Pooled CRISPR screens identifies key regulators of bovine stem cell expansion for cultured meat [Short-Term screen]

Cultured meat offers a promising solution to the environmental and ethical challenges of conventional meat production, but faces significant hurdles in scalability and cost-effectiveness. A major bottleneck is the limited proliferation capacity of cell sources such as bovine mesenchymal stem cells (bMSCs). Here, we employ CRISPR knockout screening to identify several key genes and pathways influencing bMSC proliferation. Notably, TP53 and PTEN knockouts emerged as top hits in our pooled CRISPR screen, exhibiting the highest increase in cell abundance over 30 days compared to all other gene knockouts. Subsequent validation using individual knockouts confirmed that both TP53 and PTEN deletion significantly enhanced bMSC proliferation rates relative to non-targeting sgRNA controls. We also identified targets in mitochondrial pyruvate carrier and SMAD signaling pathways that may improve MSC proliferation and differentiation. These findings demonstrate CRISPR technology's potential to enhance stem cell growth for more efficient, cost-effective, and scalable cultured meat production. Overall design: To investigate genes regulating MSC proliferation, we established a pooled CRISPR knockout library targeting 600 genes in adipose-derived bovine MSCs. We conducted proliferation screens by expanding the pooled cell population for 30 or 200 days, extracting DNA and PCR-amplifying sgRNA sequences at various time points. Using MAGeCK, we identified and ranked significantly enriched or depleted sgRNAs over time, inferring which gene knockouts alter proliferation in AD-bMSCs. We performed Gene Ontology over-representation analysis to identify enriched GO terms associated with increased or decreased proliferation in bMSCs.

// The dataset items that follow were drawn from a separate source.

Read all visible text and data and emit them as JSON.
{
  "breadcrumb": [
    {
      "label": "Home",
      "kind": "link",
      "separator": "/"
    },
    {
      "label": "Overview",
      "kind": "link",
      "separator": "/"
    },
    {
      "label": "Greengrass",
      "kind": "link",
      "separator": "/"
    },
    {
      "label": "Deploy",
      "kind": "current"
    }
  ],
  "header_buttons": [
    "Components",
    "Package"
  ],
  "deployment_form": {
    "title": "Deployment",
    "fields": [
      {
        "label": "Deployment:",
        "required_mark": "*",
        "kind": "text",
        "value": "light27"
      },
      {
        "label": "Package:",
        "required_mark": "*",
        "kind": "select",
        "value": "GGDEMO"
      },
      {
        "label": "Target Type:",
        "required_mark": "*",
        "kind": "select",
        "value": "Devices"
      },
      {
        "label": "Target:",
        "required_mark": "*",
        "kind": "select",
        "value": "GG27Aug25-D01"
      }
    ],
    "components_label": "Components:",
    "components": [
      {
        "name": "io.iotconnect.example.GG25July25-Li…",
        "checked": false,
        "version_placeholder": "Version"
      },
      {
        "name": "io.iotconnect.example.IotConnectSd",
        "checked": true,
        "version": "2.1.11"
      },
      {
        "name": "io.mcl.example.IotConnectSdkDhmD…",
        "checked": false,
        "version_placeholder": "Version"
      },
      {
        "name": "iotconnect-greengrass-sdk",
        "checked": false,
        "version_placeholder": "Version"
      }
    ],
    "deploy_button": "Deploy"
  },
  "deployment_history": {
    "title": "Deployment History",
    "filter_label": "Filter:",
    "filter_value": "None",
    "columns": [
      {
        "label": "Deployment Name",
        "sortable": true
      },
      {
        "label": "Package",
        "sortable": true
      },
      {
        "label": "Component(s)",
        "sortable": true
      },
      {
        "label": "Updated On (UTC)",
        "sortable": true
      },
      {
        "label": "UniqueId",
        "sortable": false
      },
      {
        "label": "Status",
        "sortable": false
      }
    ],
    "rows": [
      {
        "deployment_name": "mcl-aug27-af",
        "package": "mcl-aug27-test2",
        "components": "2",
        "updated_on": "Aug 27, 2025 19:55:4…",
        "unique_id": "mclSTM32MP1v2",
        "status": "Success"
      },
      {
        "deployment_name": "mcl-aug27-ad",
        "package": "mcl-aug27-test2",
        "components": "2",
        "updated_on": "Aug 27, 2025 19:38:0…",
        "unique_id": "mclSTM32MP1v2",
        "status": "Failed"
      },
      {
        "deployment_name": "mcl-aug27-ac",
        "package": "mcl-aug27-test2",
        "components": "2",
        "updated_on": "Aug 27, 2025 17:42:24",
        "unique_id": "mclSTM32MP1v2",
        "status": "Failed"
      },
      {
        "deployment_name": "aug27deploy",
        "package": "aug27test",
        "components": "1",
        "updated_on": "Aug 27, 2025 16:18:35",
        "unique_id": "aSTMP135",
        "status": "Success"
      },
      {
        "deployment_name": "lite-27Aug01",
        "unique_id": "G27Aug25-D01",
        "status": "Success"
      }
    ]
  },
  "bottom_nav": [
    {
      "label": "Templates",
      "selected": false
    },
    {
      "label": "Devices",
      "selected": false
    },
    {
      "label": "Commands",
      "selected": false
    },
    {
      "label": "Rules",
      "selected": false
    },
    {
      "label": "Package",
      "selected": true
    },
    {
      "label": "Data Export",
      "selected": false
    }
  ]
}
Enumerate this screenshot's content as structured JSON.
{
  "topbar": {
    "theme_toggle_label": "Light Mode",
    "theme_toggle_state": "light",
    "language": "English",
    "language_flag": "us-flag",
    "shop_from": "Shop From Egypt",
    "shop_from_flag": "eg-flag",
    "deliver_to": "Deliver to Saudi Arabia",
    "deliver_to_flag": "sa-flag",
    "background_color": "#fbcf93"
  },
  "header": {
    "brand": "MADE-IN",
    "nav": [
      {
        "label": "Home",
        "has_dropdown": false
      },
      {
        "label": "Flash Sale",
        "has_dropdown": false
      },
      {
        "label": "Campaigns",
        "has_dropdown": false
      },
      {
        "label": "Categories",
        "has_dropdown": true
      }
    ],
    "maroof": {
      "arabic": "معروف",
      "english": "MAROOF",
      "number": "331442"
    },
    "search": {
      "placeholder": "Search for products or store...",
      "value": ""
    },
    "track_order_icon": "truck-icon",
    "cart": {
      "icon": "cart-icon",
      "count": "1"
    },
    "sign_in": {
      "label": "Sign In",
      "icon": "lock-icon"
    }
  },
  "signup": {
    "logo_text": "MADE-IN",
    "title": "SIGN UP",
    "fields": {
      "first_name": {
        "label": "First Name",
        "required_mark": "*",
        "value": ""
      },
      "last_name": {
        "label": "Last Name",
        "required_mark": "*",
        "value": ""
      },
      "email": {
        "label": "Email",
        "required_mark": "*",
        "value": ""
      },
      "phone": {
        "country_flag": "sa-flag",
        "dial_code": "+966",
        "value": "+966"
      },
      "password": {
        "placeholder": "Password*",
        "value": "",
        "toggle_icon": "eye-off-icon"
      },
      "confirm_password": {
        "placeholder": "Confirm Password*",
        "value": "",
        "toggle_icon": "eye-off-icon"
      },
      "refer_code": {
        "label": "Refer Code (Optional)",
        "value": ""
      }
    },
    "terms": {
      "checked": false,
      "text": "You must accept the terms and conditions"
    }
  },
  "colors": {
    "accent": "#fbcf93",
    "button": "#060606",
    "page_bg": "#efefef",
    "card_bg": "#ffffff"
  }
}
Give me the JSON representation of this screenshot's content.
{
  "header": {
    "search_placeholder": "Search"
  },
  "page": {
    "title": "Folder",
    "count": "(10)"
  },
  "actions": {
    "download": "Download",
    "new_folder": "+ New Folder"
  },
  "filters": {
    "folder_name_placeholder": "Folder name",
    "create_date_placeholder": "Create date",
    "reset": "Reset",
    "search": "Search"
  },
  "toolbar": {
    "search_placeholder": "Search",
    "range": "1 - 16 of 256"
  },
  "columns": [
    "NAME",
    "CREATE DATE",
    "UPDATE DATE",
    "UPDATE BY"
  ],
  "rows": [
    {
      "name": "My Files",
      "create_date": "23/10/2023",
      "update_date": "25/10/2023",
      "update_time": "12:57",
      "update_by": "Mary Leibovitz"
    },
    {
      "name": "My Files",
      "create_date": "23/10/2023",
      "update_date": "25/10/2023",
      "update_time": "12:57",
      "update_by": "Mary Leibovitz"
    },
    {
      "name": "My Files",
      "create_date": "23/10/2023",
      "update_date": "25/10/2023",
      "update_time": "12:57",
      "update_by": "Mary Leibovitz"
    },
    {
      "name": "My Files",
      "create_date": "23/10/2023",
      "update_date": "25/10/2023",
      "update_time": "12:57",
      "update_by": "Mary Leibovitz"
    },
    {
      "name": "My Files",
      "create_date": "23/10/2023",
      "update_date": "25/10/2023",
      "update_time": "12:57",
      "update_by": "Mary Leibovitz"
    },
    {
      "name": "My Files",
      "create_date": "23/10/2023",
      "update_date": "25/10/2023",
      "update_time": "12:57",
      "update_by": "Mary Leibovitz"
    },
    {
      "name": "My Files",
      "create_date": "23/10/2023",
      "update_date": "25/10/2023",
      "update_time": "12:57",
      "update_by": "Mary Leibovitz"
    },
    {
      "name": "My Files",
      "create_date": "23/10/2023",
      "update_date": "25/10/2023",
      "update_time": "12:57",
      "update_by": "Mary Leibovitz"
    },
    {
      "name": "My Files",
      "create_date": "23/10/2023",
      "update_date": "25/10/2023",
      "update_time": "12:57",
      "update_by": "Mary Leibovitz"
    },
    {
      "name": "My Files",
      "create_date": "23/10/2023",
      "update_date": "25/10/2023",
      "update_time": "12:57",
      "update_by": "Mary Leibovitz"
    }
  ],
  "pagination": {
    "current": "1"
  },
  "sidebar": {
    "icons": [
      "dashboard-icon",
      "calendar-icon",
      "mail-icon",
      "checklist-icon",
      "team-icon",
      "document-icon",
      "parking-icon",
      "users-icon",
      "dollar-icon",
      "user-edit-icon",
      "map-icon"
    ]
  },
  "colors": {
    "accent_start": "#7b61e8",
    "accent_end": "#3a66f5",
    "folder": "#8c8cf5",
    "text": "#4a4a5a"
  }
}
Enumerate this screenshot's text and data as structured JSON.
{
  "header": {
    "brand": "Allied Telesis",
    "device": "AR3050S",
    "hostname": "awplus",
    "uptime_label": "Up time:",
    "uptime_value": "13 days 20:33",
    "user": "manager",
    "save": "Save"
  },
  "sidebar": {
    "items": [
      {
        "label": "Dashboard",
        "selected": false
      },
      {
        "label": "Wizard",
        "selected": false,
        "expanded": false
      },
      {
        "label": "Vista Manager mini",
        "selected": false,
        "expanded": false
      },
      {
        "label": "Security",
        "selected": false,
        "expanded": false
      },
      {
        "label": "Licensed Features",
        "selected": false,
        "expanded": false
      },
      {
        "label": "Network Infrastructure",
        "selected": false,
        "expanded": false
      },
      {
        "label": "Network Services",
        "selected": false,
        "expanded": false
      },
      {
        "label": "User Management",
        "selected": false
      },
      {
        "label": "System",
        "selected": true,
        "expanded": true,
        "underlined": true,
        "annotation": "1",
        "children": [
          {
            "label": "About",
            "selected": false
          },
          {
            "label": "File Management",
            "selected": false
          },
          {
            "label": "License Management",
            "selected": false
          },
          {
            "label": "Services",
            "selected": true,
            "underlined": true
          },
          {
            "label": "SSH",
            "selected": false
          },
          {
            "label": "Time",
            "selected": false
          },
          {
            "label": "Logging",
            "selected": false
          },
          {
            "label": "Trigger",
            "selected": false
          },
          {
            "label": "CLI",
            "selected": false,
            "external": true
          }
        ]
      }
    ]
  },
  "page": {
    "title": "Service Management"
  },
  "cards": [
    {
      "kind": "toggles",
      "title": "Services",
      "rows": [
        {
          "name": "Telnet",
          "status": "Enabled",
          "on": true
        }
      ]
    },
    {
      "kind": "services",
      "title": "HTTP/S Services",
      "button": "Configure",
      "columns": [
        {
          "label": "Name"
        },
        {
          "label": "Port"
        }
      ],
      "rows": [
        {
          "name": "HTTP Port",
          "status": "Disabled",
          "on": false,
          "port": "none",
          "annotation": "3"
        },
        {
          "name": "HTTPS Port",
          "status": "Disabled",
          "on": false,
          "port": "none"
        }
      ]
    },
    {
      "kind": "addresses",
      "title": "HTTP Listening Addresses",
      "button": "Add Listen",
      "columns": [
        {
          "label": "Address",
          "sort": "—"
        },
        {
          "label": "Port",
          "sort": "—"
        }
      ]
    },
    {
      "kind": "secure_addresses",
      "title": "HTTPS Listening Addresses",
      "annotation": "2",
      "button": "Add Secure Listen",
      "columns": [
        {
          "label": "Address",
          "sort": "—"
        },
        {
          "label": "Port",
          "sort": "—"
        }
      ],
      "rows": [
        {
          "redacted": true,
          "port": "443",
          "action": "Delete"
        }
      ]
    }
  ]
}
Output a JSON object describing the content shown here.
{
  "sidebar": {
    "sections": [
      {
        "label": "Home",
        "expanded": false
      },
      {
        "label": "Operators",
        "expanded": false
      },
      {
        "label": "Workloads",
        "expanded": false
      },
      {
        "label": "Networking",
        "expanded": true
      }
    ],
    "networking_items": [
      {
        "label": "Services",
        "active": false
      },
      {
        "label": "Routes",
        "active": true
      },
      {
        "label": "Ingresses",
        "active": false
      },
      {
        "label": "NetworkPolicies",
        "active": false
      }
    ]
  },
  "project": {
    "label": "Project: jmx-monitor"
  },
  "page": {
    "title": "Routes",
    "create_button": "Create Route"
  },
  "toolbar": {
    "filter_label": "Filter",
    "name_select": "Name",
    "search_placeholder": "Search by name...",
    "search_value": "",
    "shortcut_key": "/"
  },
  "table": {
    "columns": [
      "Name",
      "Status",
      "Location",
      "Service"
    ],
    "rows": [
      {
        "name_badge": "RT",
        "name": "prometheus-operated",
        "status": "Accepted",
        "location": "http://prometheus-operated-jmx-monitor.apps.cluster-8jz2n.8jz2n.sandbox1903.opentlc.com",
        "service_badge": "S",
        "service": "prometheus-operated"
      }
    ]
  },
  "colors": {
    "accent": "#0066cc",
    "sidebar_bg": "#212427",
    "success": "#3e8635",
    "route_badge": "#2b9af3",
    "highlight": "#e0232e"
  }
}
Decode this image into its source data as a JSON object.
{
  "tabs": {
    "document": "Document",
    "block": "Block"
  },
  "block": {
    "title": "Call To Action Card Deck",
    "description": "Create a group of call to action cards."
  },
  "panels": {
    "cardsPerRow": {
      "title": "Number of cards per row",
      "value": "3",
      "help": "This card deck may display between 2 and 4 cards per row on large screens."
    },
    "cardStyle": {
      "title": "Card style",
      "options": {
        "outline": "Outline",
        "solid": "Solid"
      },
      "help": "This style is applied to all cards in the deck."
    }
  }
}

细胞培养肉为传统肉类生产所面临的环境与伦理挑战提供了极具前景的解决方案，但在规模化生产与成本效益层面仍存在显著障碍。以牛间充质干细胞（bovine mesenchymal stem cells, bMSCs）为代表的细胞来源，其有限的增殖能力是核心瓶颈之一。本研究采用CRISPR基因敲除筛选技术，鉴定出若干影响牛间充质干细胞增殖的关键基因与通路。值得注意的是，TP53与PTEN基因敲除在混合池CRISPR筛选中位列顶级命中结果，相较于所有其他基因敲除组，其在30天内的细胞丰度提升幅度最为显著。后续通过单基因敲除实验验证证实，相较于非靶向sgRNA（single guide RNA）对照，TP53与PTEN的缺失均显著提升了牛间充质干细胞的增殖速率。本研究还在线粒体丙酮酸载体与SMAD信号通路中鉴定出可改善间充质干细胞增殖与分化能力的靶点。上述研究结果证实了CRISPR技术在增强干细胞生长方面的潜力，可为实现更高效、更具成本效益且可规模化的细胞培养肉生产提供支撑。 总体实验设计：为探究调控间充质干细胞增殖的基因，本研究构建了靶向600个基因的混合池CRISPR敲除文库，并将其应用于脂肪源牛间充质干细胞。通过将混合池细胞群体扩增30天或200天开展增殖筛选，并在不同时间点提取基因组DNA、通过聚合酶链式反应（PCR）扩增sgRNA序列。借助MAGeCK工具，我们鉴定并排序了随时间显著富集或耗竭的sgRNA，以此推断哪些基因敲除会改变脂肪源牛间充质干细胞的增殖能力。此外，我们开展了基因本体（Gene Ontology, GO）富集分析，以鉴定与牛间充质干细胞增殖增减相关的显著富集GO术语。